Me:You handled a panic attack on a bridge. You’re allowed one emotional misstep.

Wyatt:I’d like to do better than that.

Me:Tomorrow, then.

Wyatt:Tomorrow.

I set the phone down and let myself breathe.

Sleep came easier that night. Not perfect—my dreams were restless, full of Jonesy and height and motion—but when I woke the next morning, it wasn’t with dread.

It was with resolve.

I took a long shower, letting the steam work its way into my muscles, washing away the lingering embarrassment. I dressed carefully, not for Wyatt exactly, but for myself. Something that made me feel grounded. Whole.

At breakfast, Beth shot me a knowing look. “Dinner tonight.”

“Yes.”

“With him.”

“Yes.”

She grinned. “Attagirl.”

Natasha lifted her coffee. “To conversations that matter.”

I clinked my mug against hers, heart fluttering but steady.

Whatever happened next—whether Wyatt stepped forward or stayed tangled in his own shadows—I knew this much:

I hadn’t imagined the connection.

I hadn’t been foolish to want more.

And I wasn’t weak for hoping.

Dinner would tell me what I needed to know.

19

WYATT

The only reason I got even a little sleep that night was because Sophie had agreed to dinner.

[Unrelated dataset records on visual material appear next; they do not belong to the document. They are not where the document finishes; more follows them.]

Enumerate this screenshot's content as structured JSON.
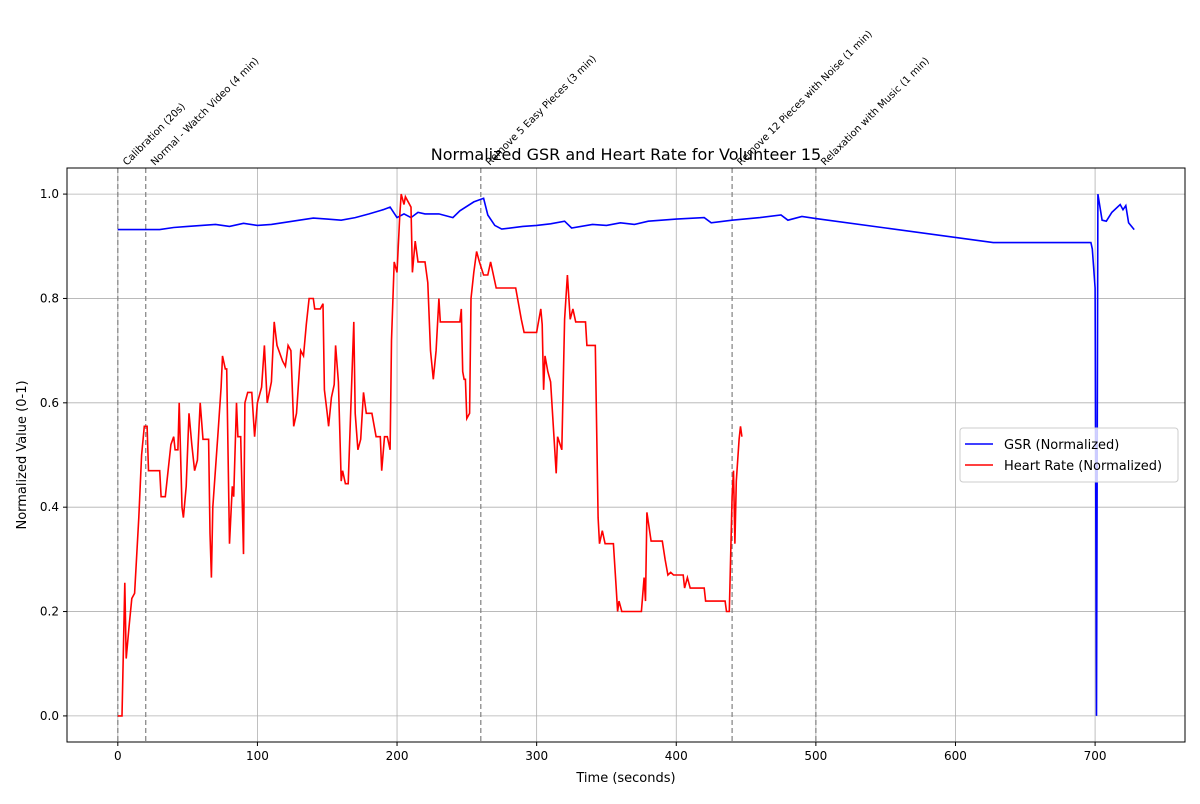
{
  "chart_data": {
    "type": "line",
    "title": "Normalized GSR and Heart Rate for Volunteer 15",
    "xlabel": "Time (seconds)",
    "ylabel": "Normalized Value (0-1)",
    "xlim": [
      -36.4,
      764.4
    ],
    "ylim": [
      -0.05,
      1.05
    ],
    "xticks": [
      0,
      100,
      200,
      300,
      400,
      500,
      600,
      700
    ],
    "yticks": [
      {
        "value": 0,
        "label": "0.0"
      },
      0.2,
      0.4,
      0.6,
      0.8,
      {
        "value": 1,
        "label": "1.0"
      }
    ],
    "grid": true,
    "legend_loc": "center right",
    "annotations": [
      {
        "x": 0,
        "text": "Calibration (20s)"
      },
      {
        "x": 20,
        "text": "Normal - Watch Video (4 min)"
      },
      {
        "x": 260,
        "text": "Remove 5 Easy Pieces (3 min)"
      },
      {
        "x": 440,
        "text": "Remove 12 Pieces with Noise (1 min)"
      },
      {
        "x": 500,
        "text": "Relaxation with Music (1 min)"
      }
    ],
    "series": [
      {
        "name": "GSR (Normalized)",
        "color": "#0000ff",
        "x": [
          0,
          20,
          30,
          40,
          50,
          60,
          70,
          80,
          90,
          100,
          110,
          120,
          130,
          140,
          150,
          160,
          170,
          180,
          190,
          195,
          200,
          205,
          210,
          215,
          220,
          230,
          240,
          245,
          255,
          262,
          265,
          270,
          275,
          290,
          300,
          310,
          320,
          325,
          340,
          350,
          360,
          370,
          380,
          400,
          420,
          425,
          440,
          460,
          475,
          480,
          490,
          500,
          550,
          627,
          690,
          697,
          698,
          700,
          701,
          702,
          705,
          708,
          712,
          718,
          720,
          722,
          724,
          728
        ],
        "values": [
          0.932,
          0.932,
          0.932,
          0.936,
          0.938,
          0.94,
          0.942,
          0.938,
          0.944,
          0.94,
          0.942,
          0.946,
          0.95,
          0.954,
          0.952,
          0.95,
          0.955,
          0.962,
          0.97,
          0.975,
          0.955,
          0.962,
          0.955,
          0.965,
          0.962,
          0.962,
          0.955,
          0.968,
          0.985,
          0.992,
          0.96,
          0.94,
          0.933,
          0.938,
          0.94,
          0.943,
          0.948,
          0.935,
          0.942,
          0.94,
          0.945,
          0.942,
          0.948,
          0.952,
          0.955,
          0.945,
          0.95,
          0.955,
          0.96,
          0.95,
          0.957,
          0.953,
          0.935,
          0.907,
          0.907,
          0.907,
          0.895,
          0.82,
          0,
          1,
          0.95,
          0.948,
          0.965,
          0.98,
          0.97,
          0.978,
          0.945,
          0.932
        ]
      },
      {
        "name": "Heart Rate (Normalized)",
        "color": "#ff0000",
        "x": [
          0,
          3,
          5,
          6,
          8,
          10,
          12,
          15,
          17,
          19,
          21,
          22,
          30,
          31,
          34,
          38,
          40,
          41,
          43,
          44,
          46,
          47,
          49,
          51,
          53,
          55,
          57,
          59,
          61,
          65,
          66,
          67,
          68,
          72,
          74,
          75,
          77,
          78,
          80,
          82,
          83,
          85,
          86,
          88,
          90,
          91,
          93,
          96,
          98,
          100,
          103,
          105,
          107,
          110,
          112,
          114,
          118,
          120,
          122,
          124,
          126,
          128,
          131,
          133,
          135,
          137,
          140,
          141,
          145,
          147,
          148,
          150,
          151,
          153,
          155,
          156,
          158,
          160,
          161,
          163,
          165,
          167,
          169,
          170,
          172,
          174,
          176,
          178,
          182,
          185,
          188,
          189,
          191,
          193,
          195,
          196,
          198,
          200,
          202,
          203,
          205,
          206,
          210,
          211,
          213,
          215,
          220,
          222,
          224,
          226,
          228,
          230,
          231,
          245,
          246,
          247,
          248,
          249,
          250,
          252,
          253,
          255,
          257,
          259,
          262,
          265,
          267,
          271,
          285,
          289,
          291,
          300,
          303,
          304,
          305,
          306,
          308,
          310,
          314,
          315,
          318,
          320,
          322,
          324,
          326,
          328,
          335,
          336,
          342,
          344,
          345,
          347,
          349,
          355,
          357,
          358,
          359,
          361,
          375,
          377,
          378,
          379,
          382,
          390,
          392,
          394,
          396,
          398,
          405,
          406,
          408,
          410,
          420,
          421,
          435,
          436,
          438,
          440,
          441,
          442,
          443,
          445,
          446,
          447
        ],
        "values": [
          0,
          0,
          0.255,
          0.11,
          0.17,
          0.225,
          0.235,
          0.38,
          0.5,
          0.555,
          0.555,
          0.47,
          0.47,
          0.42,
          0.42,
          0.52,
          0.535,
          0.51,
          0.51,
          0.6,
          0.4,
          0.38,
          0.44,
          0.58,
          0.52,
          0.47,
          0.49,
          0.6,
          0.53,
          0.53,
          0.35,
          0.265,
          0.4,
          0.55,
          0.63,
          0.69,
          0.665,
          0.665,
          0.33,
          0.44,
          0.42,
          0.6,
          0.535,
          0.535,
          0.31,
          0.6,
          0.62,
          0.62,
          0.535,
          0.6,
          0.63,
          0.71,
          0.6,
          0.64,
          0.755,
          0.71,
          0.68,
          0.67,
          0.71,
          0.7,
          0.555,
          0.58,
          0.7,
          0.69,
          0.75,
          0.8,
          0.8,
          0.78,
          0.78,
          0.79,
          0.625,
          0.58,
          0.555,
          0.61,
          0.635,
          0.71,
          0.64,
          0.45,
          0.47,
          0.445,
          0.445,
          0.6,
          0.755,
          0.58,
          0.51,
          0.53,
          0.62,
          0.58,
          0.58,
          0.535,
          0.535,
          0.47,
          0.535,
          0.535,
          0.51,
          0.72,
          0.87,
          0.85,
          0.96,
          1,
          0.98,
          0.995,
          0.975,
          0.85,
          0.91,
          0.87,
          0.87,
          0.83,
          0.7,
          0.645,
          0.7,
          0.8,
          0.755,
          0.755,
          0.78,
          0.66,
          0.645,
          0.645,
          0.57,
          0.58,
          0.8,
          0.85,
          0.89,
          0.87,
          0.845,
          0.845,
          0.87,
          0.82,
          0.82,
          0.76,
          0.735,
          0.735,
          0.78,
          0.75,
          0.625,
          0.69,
          0.66,
          0.64,
          0.465,
          0.535,
          0.51,
          0.76,
          0.845,
          0.76,
          0.78,
          0.755,
          0.755,
          0.71,
          0.71,
          0.38,
          0.33,
          0.355,
          0.33,
          0.33,
          0.245,
          0.2,
          0.22,
          0.2,
          0.2,
          0.265,
          0.22,
          0.39,
          0.335,
          0.335,
          0.3,
          0.27,
          0.275,
          0.27,
          0.27,
          0.245,
          0.265,
          0.245,
          0.245,
          0.22,
          0.22,
          0.2,
          0.2,
          0.42,
          0.47,
          0.33,
          0.45,
          0.53,
          0.555,
          0.535
        ]
      }
    ]
  }
}
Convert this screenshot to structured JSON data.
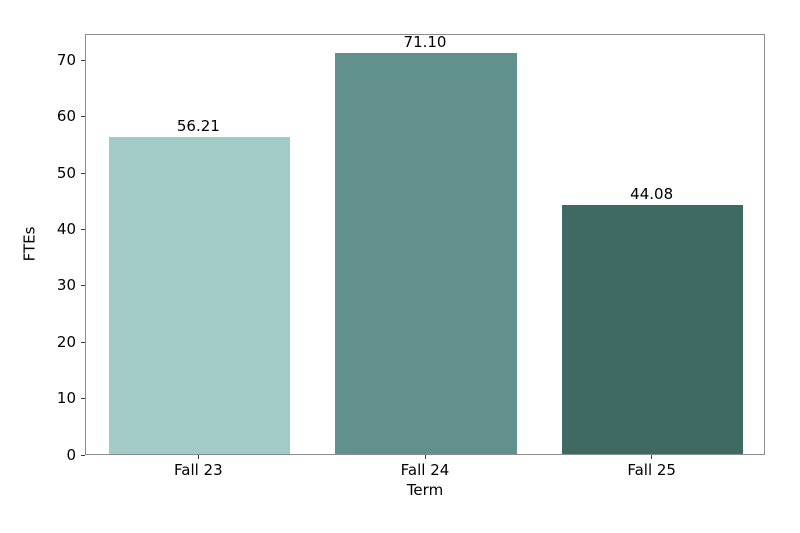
{
  "chart_data": {
    "type": "bar",
    "title": "",
    "xlabel": "Term",
    "ylabel": "FTEs",
    "categories": [
      "Fall 23",
      "Fall 24",
      "Fall 25"
    ],
    "values": [
      56.21,
      71.1,
      44.08
    ],
    "bar_labels": [
      "56.21",
      "71.10",
      "44.08"
    ],
    "bar_colors": [
      "#a2cbc7",
      "#62918d",
      "#3f6a64"
    ],
    "yticks": [
      0,
      10,
      20,
      30,
      40,
      50,
      60,
      70
    ],
    "ylim": [
      0,
      74.66
    ],
    "grid": false,
    "legend": "none",
    "bar_width_fraction": 0.8
  },
  "style": {
    "spine_color": "#8c8c8c",
    "tick_color": "#3c3c3c",
    "text_color": "#000000",
    "background_color": "#ffffff"
  }
}
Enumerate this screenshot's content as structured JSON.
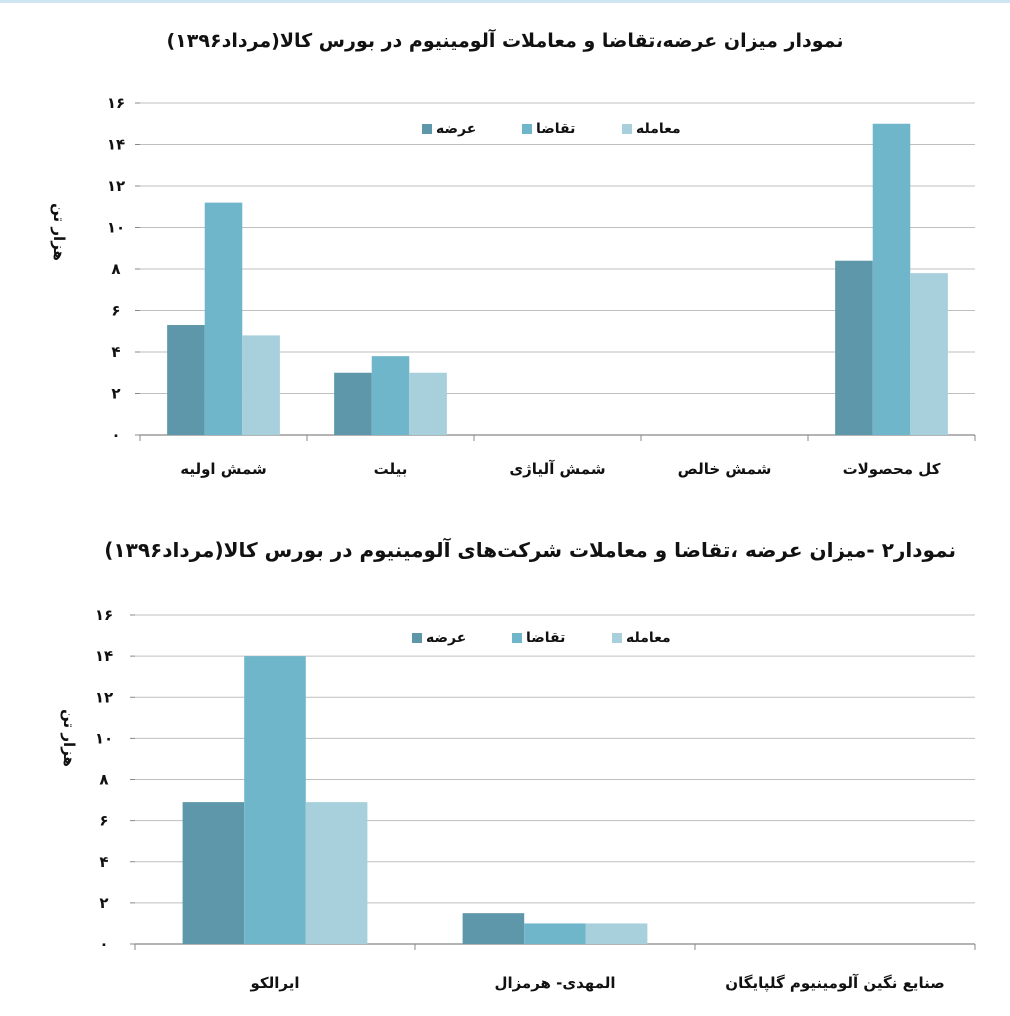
{
  "colors": {
    "supply": "#5E97A9",
    "demand": "#70B6CA",
    "trade": "#A7D0DC",
    "grid": "#BFBFBF",
    "axis": "#888888",
    "text": "#111111",
    "topline": "#CFE6F2"
  },
  "chart_data": [
    {
      "type": "bar",
      "title": "نمودار میزان عرضه،تقاضا و معاملات آلومینیوم در بورس کالا(مرداد۱۳۹۶)",
      "ylabel": "هزار تن",
      "xlabel": "",
      "ylim": [
        0,
        16
      ],
      "yticks": [
        0,
        2,
        4,
        6,
        8,
        10,
        12,
        14,
        16
      ],
      "ytick_labels": [
        "۰",
        "۲",
        "۴",
        "۶",
        "۸",
        "۱۰",
        "۱۲",
        "۱۴",
        "۱۶"
      ],
      "grid": true,
      "legend_position": "top-center",
      "categories": [
        "شمش اولیه",
        "بیلت",
        "شمش آلیاژی",
        "شمش خالص",
        "کل محصولات"
      ],
      "series": [
        {
          "name": "عرضه",
          "color_key": "supply",
          "values": [
            5.3,
            3.0,
            0,
            0,
            8.4
          ]
        },
        {
          "name": "تقاضا",
          "color_key": "demand",
          "values": [
            11.2,
            3.8,
            0,
            0,
            15.0
          ]
        },
        {
          "name": "معامله",
          "color_key": "trade",
          "values": [
            4.8,
            3.0,
            0,
            0,
            7.8
          ]
        }
      ]
    },
    {
      "type": "bar",
      "title": "نمودار۲ -میزان عرضه ،تقاضا و معاملات شرکت‌های آلومینیوم در بورس کالا(مرداد۱۳۹۶)",
      "ylabel": "هزار تن",
      "xlabel": "",
      "ylim": [
        0,
        16
      ],
      "yticks": [
        0,
        2,
        4,
        6,
        8,
        10,
        12,
        14,
        16
      ],
      "ytick_labels": [
        "۰",
        "۲",
        "۴",
        "۶",
        "۸",
        "۱۰",
        "۱۲",
        "۱۴",
        "۱۶"
      ],
      "grid": true,
      "legend_position": "top-center",
      "categories": [
        "ایرالکو",
        "المهدی- هرمزال",
        "صنایع نگین آلومینیوم گلپایگان"
      ],
      "series": [
        {
          "name": "عرضه",
          "color_key": "supply",
          "values": [
            6.9,
            1.5,
            0
          ]
        },
        {
          "name": "تقاضا",
          "color_key": "demand",
          "values": [
            14.0,
            1.0,
            0
          ]
        },
        {
          "name": "معامله",
          "color_key": "trade",
          "values": [
            6.9,
            1.0,
            0
          ]
        }
      ]
    }
  ]
}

Not much sleep. Maybe three hours total, broken into fragments that left me feeling worse than if I'd just stayed awake staring at the ceiling, counting my failures. But it was something. Proof that some part of me still believed I could fix this, even if I had no idea how.

I kept replaying it on loop, stuck in the worst moments like my brain was punishing me. The way she'd looked at me when she leaned in—trusting, open, brave. The kiss—soft, deliberate, everything I wanted and nothing I deserved. The moment I'd pulled away and watched hope drain from her eyes like I'd physically reached into her chest and crushed something fragile.

I had hurt her.

And the worst part? I'd done it on purpose. Told myself it was for her own good, that she deserved better than someone like me, that I was protecting her from the inevitable crash when she realized what I actually was.

Bullshit.

I was protecting myself. From the inevitable moment when she'd figure out what I was—broken, damaged, a coward who ran from everything that mattered—and leave, anyway. Better to control the ending than wait for it to happen on its own.